Other than that, I don't know why exactly I protected my breasts. I did so completely automatically, by instinct, and couldn't stop myself from protecting them like they were central to my baby's survival.

I know that if for WHATEVER reason my husband thought that he might cop-a-feel, or even look at my breasts side-ways, that I was prepared for a battle in which he would wind up with the purple nipples, and not me.

Afterall, his nipples are just ornaments. Why do men have nipples anyway?

Looking back, I can only imagine how scary I must have looked as I growled, and grimaced at him, signaling him to back off, like one of those scary women on a horror flick.

Let's just say that for the first several months, baby became the sole share holder of "Breast Enterprises."

I felt I had due cause to be so protective though. Afterall, it had been extremely difficult to nurse at first. Latching on was a really big challenge. After weeks of bleeding nipples, and excruciating pain, I was almost on the verge of giving up.

I never knew that I would have blisters on my breasts, never in my life.

Thank goodness for that yellow goo!

Just to reassure other new Moms out there, nursing did get better, and with all of my other children, breast-feeding became a walk in the park.

I am so thankful though that I was able to nurse, and I have no regrets.

It was more than four months before my baby was completely established at latching on correctly, nursed properly, and that for me nursing began to feel natural at all.

Once I finally became a little more relaxed about everything: motherhood, nursing, and getting back into the routine of having a love life, I was considering allowing my husband access to two of his favorite play toys again.

That notion was forgotten completely however after he groped my breasts just too much, and kept bugging me to drink my breastmilk.

No more breasts for you.

Now, I'm not sure if I am the only woman out there who has found herself in this situation, but l just couldn't hack being poked, and proded so much.

I mean, come on! Baby just nursed, and nursed, and nursed, and now you, a grown man wants to pull, and play with these breast too!? I think not.
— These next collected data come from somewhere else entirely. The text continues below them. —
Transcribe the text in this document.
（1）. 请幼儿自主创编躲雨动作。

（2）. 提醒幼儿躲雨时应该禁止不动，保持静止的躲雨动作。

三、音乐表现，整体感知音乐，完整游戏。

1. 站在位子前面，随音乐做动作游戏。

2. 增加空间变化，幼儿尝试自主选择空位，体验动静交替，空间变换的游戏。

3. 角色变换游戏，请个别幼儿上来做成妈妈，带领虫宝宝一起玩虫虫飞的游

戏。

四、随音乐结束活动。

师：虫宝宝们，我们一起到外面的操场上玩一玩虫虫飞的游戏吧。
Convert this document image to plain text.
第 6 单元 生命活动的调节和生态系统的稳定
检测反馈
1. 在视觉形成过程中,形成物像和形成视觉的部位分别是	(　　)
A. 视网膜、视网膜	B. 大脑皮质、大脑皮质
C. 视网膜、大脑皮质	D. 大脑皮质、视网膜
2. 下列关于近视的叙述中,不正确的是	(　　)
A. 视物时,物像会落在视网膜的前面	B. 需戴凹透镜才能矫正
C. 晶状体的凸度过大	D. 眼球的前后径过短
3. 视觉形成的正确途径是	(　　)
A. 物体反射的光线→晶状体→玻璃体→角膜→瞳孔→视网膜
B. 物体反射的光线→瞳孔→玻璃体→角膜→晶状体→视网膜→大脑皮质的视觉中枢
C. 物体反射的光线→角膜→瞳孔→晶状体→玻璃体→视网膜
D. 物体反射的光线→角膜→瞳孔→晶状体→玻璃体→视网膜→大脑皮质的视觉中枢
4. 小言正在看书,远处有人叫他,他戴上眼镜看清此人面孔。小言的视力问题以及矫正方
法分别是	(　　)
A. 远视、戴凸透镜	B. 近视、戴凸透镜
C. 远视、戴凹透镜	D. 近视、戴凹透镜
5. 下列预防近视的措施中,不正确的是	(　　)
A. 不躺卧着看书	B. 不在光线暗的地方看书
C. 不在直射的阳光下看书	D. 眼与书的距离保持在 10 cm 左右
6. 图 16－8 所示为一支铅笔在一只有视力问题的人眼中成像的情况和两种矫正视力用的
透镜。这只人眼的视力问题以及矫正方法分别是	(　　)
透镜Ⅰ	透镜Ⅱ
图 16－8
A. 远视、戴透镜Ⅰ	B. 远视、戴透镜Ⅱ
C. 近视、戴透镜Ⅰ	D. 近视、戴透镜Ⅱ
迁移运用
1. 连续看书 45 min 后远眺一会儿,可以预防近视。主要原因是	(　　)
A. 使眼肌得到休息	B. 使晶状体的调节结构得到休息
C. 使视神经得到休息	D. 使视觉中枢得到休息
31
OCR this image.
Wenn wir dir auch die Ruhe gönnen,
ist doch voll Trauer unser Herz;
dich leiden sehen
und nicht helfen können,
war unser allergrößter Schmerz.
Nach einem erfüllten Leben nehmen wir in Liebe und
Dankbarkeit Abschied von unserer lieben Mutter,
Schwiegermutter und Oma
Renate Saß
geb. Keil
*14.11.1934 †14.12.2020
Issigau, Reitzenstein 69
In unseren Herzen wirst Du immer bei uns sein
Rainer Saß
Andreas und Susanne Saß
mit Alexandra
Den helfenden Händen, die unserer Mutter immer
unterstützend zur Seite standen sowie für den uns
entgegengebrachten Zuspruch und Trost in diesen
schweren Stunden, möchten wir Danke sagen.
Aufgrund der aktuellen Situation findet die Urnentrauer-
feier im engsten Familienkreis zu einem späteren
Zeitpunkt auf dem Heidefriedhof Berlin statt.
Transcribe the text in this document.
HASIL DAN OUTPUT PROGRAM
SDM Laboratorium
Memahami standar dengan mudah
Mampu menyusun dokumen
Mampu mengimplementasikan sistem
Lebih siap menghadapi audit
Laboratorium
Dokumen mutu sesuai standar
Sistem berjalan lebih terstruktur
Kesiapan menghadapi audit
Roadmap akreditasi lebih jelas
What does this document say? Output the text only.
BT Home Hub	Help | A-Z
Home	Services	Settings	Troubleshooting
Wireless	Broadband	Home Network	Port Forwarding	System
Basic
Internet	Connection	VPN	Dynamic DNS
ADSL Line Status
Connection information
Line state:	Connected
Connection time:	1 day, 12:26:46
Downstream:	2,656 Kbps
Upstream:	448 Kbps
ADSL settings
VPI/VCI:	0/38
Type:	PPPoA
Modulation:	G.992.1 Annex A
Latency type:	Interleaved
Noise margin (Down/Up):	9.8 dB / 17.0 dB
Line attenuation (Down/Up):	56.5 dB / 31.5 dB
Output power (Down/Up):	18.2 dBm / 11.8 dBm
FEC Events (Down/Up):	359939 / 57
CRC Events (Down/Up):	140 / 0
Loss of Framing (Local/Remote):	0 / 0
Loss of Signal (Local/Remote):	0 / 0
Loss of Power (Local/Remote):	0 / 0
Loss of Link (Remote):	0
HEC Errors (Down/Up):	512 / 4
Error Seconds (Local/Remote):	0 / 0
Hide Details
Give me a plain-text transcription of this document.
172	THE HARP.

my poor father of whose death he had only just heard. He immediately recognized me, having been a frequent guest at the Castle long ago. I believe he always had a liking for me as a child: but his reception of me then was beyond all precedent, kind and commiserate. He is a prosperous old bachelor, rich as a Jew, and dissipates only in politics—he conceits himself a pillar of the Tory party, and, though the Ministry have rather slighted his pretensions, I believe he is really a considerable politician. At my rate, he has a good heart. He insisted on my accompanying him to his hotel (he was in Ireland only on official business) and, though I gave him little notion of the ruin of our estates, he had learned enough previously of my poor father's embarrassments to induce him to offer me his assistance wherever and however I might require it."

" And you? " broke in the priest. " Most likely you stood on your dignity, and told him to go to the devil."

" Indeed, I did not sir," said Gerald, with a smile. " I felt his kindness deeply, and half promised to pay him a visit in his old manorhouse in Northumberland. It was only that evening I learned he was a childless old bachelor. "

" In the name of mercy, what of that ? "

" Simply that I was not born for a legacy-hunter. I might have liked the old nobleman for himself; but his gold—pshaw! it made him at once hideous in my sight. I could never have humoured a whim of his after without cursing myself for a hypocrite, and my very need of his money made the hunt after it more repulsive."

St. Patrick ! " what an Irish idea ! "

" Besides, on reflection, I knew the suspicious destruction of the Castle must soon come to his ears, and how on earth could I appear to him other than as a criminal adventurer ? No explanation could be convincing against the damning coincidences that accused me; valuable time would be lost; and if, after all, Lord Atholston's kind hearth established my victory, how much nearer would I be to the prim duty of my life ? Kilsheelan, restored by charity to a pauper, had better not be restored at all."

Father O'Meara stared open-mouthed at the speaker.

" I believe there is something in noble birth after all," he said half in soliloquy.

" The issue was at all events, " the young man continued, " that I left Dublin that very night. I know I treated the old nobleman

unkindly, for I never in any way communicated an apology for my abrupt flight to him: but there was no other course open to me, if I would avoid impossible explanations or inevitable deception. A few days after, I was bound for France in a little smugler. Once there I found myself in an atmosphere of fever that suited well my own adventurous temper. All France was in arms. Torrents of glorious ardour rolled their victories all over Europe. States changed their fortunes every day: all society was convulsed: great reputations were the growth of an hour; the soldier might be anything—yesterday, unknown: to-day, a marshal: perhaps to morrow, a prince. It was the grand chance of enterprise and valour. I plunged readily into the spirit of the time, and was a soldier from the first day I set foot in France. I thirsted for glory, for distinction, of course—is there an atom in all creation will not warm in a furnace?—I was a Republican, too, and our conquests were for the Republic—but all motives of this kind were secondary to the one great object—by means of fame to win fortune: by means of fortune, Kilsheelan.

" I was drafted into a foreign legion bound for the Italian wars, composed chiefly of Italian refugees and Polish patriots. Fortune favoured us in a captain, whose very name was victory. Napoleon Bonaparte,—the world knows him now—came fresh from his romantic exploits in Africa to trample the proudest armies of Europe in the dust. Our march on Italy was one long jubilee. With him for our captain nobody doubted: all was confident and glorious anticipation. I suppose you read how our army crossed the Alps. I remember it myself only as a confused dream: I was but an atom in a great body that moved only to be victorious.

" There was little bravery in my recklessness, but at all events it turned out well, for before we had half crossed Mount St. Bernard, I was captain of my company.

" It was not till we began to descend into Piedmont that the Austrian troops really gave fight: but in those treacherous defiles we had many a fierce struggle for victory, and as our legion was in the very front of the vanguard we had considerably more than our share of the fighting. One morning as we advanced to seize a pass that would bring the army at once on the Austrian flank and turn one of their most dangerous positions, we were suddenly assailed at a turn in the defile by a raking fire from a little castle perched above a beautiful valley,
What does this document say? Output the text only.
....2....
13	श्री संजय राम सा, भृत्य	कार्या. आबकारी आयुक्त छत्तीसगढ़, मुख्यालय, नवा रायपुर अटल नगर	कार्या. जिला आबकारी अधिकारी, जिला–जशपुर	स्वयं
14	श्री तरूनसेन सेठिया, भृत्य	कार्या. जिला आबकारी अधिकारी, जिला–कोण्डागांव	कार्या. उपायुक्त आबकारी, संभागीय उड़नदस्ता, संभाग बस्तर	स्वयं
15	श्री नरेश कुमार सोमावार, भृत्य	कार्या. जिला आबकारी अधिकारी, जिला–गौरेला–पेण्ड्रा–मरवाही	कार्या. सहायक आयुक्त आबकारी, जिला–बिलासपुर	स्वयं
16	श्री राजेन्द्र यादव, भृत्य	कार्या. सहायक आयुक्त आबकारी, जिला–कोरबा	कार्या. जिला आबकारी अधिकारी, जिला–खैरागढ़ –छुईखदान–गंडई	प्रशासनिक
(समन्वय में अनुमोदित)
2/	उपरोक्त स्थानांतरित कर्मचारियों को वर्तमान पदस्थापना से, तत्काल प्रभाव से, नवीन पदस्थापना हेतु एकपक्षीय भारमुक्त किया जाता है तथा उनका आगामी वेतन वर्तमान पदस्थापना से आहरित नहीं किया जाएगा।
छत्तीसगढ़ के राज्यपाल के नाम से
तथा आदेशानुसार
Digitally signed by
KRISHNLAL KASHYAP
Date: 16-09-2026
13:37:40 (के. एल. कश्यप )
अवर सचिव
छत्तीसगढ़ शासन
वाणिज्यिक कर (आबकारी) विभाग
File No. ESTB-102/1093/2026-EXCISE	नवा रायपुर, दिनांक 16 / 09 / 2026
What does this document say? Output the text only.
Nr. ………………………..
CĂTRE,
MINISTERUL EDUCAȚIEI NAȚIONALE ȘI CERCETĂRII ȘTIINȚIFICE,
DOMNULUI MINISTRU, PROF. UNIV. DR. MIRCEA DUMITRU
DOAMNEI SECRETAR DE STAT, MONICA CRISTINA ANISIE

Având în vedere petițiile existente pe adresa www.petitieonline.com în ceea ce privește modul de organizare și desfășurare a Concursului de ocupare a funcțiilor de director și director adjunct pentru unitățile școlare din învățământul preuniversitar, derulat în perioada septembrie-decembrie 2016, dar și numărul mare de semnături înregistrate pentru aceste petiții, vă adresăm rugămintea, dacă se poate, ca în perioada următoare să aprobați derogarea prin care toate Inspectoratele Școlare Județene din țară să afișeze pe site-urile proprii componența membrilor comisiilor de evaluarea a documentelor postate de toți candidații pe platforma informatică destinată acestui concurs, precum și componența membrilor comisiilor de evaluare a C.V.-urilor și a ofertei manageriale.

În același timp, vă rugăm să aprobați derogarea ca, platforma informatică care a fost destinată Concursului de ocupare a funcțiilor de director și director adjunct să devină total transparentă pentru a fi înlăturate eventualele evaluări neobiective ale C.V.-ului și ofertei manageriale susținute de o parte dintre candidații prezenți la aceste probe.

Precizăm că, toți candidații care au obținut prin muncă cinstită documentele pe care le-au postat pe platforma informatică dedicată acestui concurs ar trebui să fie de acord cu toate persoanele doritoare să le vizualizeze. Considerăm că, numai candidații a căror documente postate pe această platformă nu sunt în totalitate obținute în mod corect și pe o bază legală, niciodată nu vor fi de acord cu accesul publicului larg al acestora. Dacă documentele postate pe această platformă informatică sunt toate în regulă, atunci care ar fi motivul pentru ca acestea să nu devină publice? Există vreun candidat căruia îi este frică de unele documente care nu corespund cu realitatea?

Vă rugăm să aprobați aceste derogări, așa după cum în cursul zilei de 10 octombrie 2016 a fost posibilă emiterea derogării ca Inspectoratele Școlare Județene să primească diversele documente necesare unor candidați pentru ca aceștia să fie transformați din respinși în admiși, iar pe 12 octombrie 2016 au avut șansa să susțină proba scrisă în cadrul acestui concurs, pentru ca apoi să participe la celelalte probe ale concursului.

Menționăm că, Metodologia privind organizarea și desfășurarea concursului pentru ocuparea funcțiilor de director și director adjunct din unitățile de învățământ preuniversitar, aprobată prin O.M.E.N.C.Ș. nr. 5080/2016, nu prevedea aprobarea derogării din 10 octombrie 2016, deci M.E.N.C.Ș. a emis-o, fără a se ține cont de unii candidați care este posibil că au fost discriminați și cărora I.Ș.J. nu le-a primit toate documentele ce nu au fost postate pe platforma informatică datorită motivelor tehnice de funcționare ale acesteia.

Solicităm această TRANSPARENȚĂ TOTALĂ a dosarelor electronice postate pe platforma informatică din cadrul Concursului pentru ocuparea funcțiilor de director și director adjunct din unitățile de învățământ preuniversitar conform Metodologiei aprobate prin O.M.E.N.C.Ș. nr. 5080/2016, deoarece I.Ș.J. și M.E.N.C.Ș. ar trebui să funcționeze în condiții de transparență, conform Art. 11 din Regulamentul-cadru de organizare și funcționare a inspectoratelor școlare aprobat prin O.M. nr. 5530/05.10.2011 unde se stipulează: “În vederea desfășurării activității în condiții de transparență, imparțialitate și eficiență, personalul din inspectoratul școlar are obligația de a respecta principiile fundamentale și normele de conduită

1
Truth be told, I was even a little disgusted at the thought of my husband drinking my breastmilk, and I wasn't willing to share. Although admitedly, I allowed him to a time or two hoping that he would find it gross, and not want any more.

I was wrong.

Enough booby talk. Three kids later, and I'm still sensitive about this area of my body, and reluctant to give my husband full access.

I feel bad for him at times, and I do try to remind myself how much he enjoys them, but it's going to happen gradually I think.

That leaves me with a final question:

Are you protective of your breasts? I am.